The news today includes reports about former Jimmy Carter’s plans to meet with Hamas leaders over objections from the Administration and even his own party.
In an article by Calvin Woodward of the Associated Press, the former president’s response was, “I think that it’s very important that at least someone meet with the Hamas leaders to express their views, to ascertain what flexibility they have, to try to induce them to stop all attacks against innocent civilians in Israel and to cooperate with the Fatah as a group that unites the Palestinians, maybe to get them to agree to a cease-fire – things of this kind”
Now, I’m obviously not Jimmy Carter’s President, party leader, or God. I’m not smart enough to know whether his actions will do any good. I’m also not suggesting that any government does not have a responsibility to use force if necessary to protect its own borders and the security of its citizens. But my hunch is that Jimmy Carter’s faith is motivating him to try and be a peacemaker instead of bowing to the ultimately unsolvable problems of the Middle East and world.
As we try to think this through for ourselves, see if this makes sense to you. According to the prophets of Scripture, the ultimately unsolvable problems of the world affect not only the Middle East but all nations. The conflict in the Middle East is actually God’s showcase and national object lesson for the problems of a whole world that has turned it’s back on God.

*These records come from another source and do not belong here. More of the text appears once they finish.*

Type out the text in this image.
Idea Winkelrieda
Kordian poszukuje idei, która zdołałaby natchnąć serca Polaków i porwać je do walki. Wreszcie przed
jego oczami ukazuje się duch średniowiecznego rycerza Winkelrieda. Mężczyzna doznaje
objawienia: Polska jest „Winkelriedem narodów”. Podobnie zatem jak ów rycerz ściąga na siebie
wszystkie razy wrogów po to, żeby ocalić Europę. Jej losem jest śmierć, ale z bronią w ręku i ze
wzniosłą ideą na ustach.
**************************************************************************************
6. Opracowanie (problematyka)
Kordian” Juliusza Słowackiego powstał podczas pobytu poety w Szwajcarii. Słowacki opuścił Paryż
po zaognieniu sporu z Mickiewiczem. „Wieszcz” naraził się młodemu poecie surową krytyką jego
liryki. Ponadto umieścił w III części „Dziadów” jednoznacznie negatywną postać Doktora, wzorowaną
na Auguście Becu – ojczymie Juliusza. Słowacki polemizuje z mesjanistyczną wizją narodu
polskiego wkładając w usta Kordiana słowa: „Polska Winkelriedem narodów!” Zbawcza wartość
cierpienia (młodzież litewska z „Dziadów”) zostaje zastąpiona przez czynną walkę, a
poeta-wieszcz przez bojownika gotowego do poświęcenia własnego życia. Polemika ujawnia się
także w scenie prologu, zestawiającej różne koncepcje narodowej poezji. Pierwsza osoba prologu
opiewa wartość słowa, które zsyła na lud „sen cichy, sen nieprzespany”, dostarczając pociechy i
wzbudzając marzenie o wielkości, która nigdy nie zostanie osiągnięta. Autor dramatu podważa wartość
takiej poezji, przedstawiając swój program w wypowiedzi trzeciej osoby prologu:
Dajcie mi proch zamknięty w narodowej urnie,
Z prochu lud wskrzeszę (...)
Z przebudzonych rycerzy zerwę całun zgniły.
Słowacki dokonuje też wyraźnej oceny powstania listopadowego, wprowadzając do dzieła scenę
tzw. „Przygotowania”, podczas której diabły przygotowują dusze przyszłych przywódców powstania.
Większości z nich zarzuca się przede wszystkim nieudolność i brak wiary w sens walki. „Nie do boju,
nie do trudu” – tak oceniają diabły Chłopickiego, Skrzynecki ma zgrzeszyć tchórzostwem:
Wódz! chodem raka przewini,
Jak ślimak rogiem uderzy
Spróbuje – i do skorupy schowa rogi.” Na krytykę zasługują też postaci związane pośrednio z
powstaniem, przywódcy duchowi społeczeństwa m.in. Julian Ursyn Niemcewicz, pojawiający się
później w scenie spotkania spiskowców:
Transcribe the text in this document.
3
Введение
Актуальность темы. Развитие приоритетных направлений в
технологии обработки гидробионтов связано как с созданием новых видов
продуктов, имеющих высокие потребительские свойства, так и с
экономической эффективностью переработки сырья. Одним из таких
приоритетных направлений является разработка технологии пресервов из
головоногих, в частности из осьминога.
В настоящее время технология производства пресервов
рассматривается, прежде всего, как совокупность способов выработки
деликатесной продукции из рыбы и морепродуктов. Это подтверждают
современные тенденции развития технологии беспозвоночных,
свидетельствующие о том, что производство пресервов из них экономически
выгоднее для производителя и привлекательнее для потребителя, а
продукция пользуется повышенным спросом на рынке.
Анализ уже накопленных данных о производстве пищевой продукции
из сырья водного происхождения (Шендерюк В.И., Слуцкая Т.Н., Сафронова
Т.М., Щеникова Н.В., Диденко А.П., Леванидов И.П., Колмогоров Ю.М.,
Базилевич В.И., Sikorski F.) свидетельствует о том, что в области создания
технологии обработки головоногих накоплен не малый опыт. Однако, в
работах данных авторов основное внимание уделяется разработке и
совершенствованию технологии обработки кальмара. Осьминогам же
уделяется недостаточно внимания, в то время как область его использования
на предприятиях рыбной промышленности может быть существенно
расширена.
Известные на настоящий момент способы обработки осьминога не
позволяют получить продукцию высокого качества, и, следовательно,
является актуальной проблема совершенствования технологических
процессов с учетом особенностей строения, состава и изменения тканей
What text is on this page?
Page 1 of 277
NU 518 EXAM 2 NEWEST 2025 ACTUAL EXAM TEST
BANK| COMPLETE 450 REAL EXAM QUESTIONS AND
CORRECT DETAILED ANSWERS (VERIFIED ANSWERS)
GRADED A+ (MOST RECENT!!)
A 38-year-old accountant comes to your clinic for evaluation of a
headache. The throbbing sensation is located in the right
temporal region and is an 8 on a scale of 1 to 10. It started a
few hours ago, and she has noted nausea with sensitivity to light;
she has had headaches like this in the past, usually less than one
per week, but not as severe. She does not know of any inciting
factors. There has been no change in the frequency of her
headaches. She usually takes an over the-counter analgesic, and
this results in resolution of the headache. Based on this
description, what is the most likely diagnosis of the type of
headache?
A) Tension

So if that’s true, are we assuming that no one should be naïve enough to think that peace– without the heavy-handed military options of war– is possible in the Middle East prior to the return of Christ? Are we also saying that there is no need for peacemakers who will try to show concern for both parties in the conflicts of our lives? Are we saying that there is no need to love our enemies, seek racial reconciliation, justice in poverty, or wise management of resources because all of these problems will be with us until Jesus comes? Are we thinking that real peacemakers won’t run the risk of being both loved and hated by both sides?